I think she only took her meds that day in court to sweet talk the judge 🤣🤣🤣 why whenever women get judgements for child support you always want to ask if the man works or say that isnt fair. Now yall know how men feel huh 🤣🤣🤣
I notice the Mom didn't even TRY to deny it when he said she doesn't give anything more than what she ABSOLUTELY HAS TO for this 5 yr old daughter they have together. And since Dad is the one doing the asking, I assume the child is probably living with him as well. I can appreciate that the Mom is bipolar, and she was off her medicine and stressed out because the child was crying and she's in debt....but that DOES NOT justify he physically or emotionally abusing her ex...or ANYONE for that matter. What happens if she's off her meds and her daughter is having a bad day? Is she going to hit her daughter in frustration too?
I've been married to my wife for 23 years had 3 children and they have all grown up and left home. My wife has mental illness, something I found out after we got married, during her many many lapses into psychosis, I've been attacked more times than I can count I tried my best to give my children the best upbringing but they are angry at me for staying. I stayed because I would have lost my children to her, I would have lost my house I paid for, I had zero support, you can imagine, no one wants to be associated with chronic illness The law is not on the man side.
I have as nurse has taken care of people inpatient psych hospitals. Alot of patients have reported to me that the meds side effects are the reason why they stopped taking their meds. I hope one day your children will understand you. I commend you for sticking to your vows because you could have gotten a divorce. People with mental illness need not just medication they need a support system along with therapy. Next time your children give you grief over staying with your wife. Tell them how would they like to be diagnosed with schizophrenia (I don't know your age) a mental disorder that usually affects young adults in their prime, should you have left them or kicked them out. Good luck
My hubby is diagnosed Bipolar and has really really bad days, ya know what he does when that happens? He blares music and does his best not to communicate with me beyond text messages because he knows he gets loud and it makes me nervous due to how i was raised. He doesn't take meds. He simply does his best to be aware and not take it out on me. if you can't control your hands due to bipolar or not, you need to put forward more effort before getting into a relationship unless the person your with is Capable of helping you with that.
Bipolar and NPD are often misdiagnosed as the other. Her deflection and victim mentality, plus the fact that she physically ( and more than likely, psychologically, emotionally) abused that man points to something deeper and more malevolent than just Bipolar disorder.
I have a question... The person paying the child support always has to reimburse the full amount for medical insurance, instead of them sharing that cost equally. What is the reasoning behind it? Just curious.
This couple seems really sweet. They both are honest and didn’t argue about anything despite mom being bi polar. She was honest about that and got a better job.

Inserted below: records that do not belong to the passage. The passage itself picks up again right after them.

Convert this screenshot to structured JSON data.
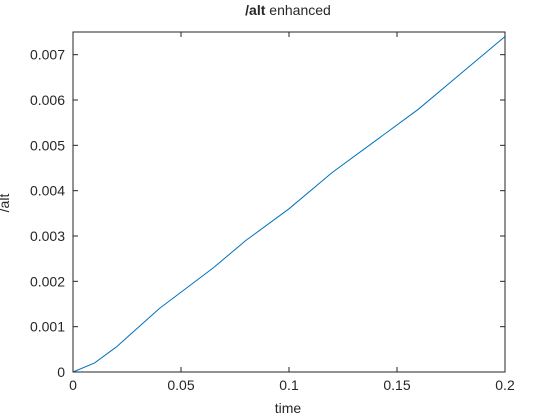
{
  "chart_data": {
    "type": "line",
    "title": {
      "bold": "/alt",
      "rest": " enhanced"
    },
    "xlabel": "time",
    "ylabel": "/alt",
    "xlim": [
      0,
      0.2
    ],
    "ylim": [
      0,
      0.0075
    ],
    "xticks": [
      0,
      0.05,
      0.1,
      0.15,
      0.2
    ],
    "xtick_labels": [
      "0",
      "0.05",
      "0.1",
      "0.15",
      "0.2"
    ],
    "yticks": [
      0,
      0.001,
      0.002,
      0.003,
      0.004,
      0.005,
      0.006,
      0.007
    ],
    "ytick_labels": [
      "0",
      "0.001",
      "0.002",
      "0.003",
      "0.004",
      "0.005",
      "0.006",
      "0.007"
    ],
    "grid": false,
    "box": true,
    "series": [
      {
        "color": "#0072BD",
        "x": [
          0,
          0.01,
          0.02,
          0.04,
          0.065,
          0.08,
          0.1,
          0.12,
          0.14,
          0.16,
          0.18,
          0.2
        ],
        "y": [
          0,
          0.0002,
          0.00055,
          0.0014,
          0.0023,
          0.0029,
          0.0036,
          0.0044,
          0.0051,
          0.0058,
          0.0066,
          0.0074
        ]
      }
    ]
  }
}
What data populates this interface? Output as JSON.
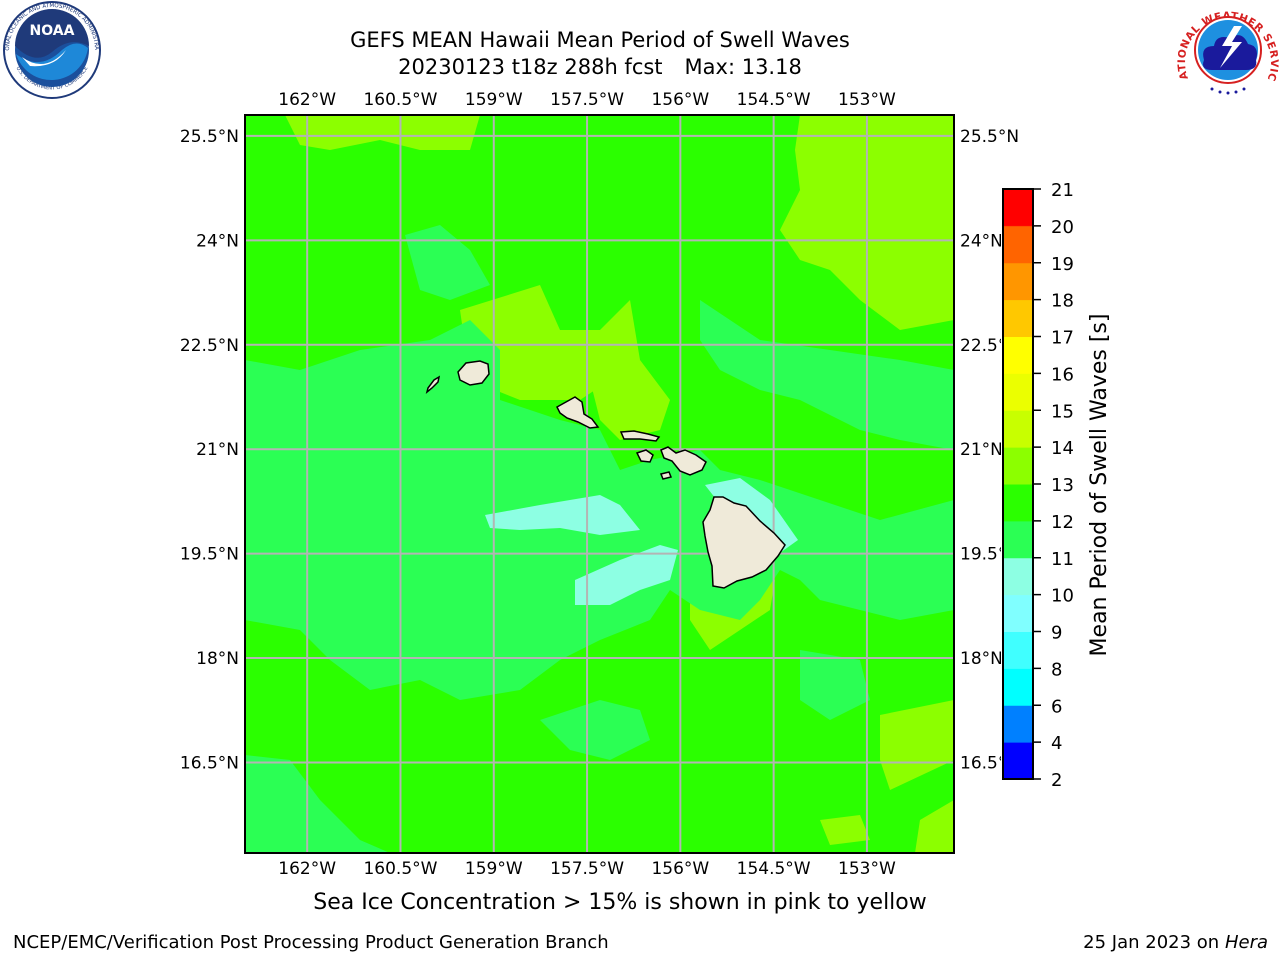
{
  "title": {
    "line1": "GEFS MEAN Hawaii Mean Period of Swell Waves",
    "line2_date": "20230123 t18z 288h fcst",
    "line2_max": "Max: 13.18"
  },
  "map": {
    "lon_min": -163,
    "lon_max": -151.6,
    "lat_min": 15.2,
    "lat_max": 25.8,
    "lon_ticks": [
      -162,
      -160.5,
      -159,
      -157.5,
      -156,
      -154.5,
      -153
    ],
    "lon_labels": [
      "162°W",
      "160.5°W",
      "159°W",
      "157.5°W",
      "156°W",
      "154.5°W",
      "153°W"
    ],
    "lat_ticks": [
      25.5,
      24,
      22.5,
      21,
      19.5,
      18,
      16.5
    ],
    "lat_labels": [
      "25.5°N",
      "24°N",
      "22.5°N",
      "21°N",
      "19.5°N",
      "18°N",
      "16.5°N"
    ],
    "field_colors": {
      "lt10": "#8dffe3",
      "10_11": "#2bff54",
      "11_12": "#2bff00",
      "12_13": "#8cff00",
      "13_14": "#c8ff00"
    },
    "islands": [
      "Niihau",
      "Kauai",
      "Oahu",
      "Molokai",
      "Lanai",
      "Kahoolawe",
      "Maui",
      "Hawaii"
    ]
  },
  "colorbar": {
    "label": "Mean Period of Swell Waves [s]",
    "ticks": [
      "2",
      "4",
      "6",
      "8",
      "9",
      "10",
      "11",
      "12",
      "13",
      "14",
      "15",
      "16",
      "17",
      "18",
      "19",
      "20",
      "21"
    ],
    "colors": [
      "#0000ff",
      "#0080ff",
      "#00ffff",
      "#40ffff",
      "#80ffff",
      "#8dffe3",
      "#2bff54",
      "#2bff00",
      "#8cff00",
      "#c8ff00",
      "#ebff00",
      "#ffff00",
      "#ffc800",
      "#ff9600",
      "#ff6400",
      "#ff3200",
      "#ff0000"
    ]
  },
  "footnote": "Sea Ice Concentration > 15% is shown in pink to yellow",
  "footer": {
    "left": "NCEP/EMC/Verification Post Processing Product Generation Branch",
    "right_date": "25 Jan 2023 on",
    "right_host": "Hera"
  },
  "logos": {
    "noaa_text": "NOAA",
    "noaa_ring": "NATIONAL OCEANIC AND ATMOSPHERIC ADMINISTRATION",
    "noaa_bottom": "U.S. DEPARTMENT OF COMMERCE",
    "nws_ring": "NATIONAL WEATHER SERVICE"
  }
}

I believe these two could end up back together and not be in this tough situation anymore
She was so abusive she has to have supervised visits. If a spouse hits, smacks, throws things or is violent; the other partner should not get back together. If he gets back together with her the child should be removed from their custody.
Me personally i would feel less of a man to take the mother of my kids to court and ask for child support. I am the provider. Like i said me personally but to each his own.
Even though it’s scripted, it does hit very real life situations. I find it interesting that in Texas they require Medicaid for a child be repaid. I think that’s brilliant!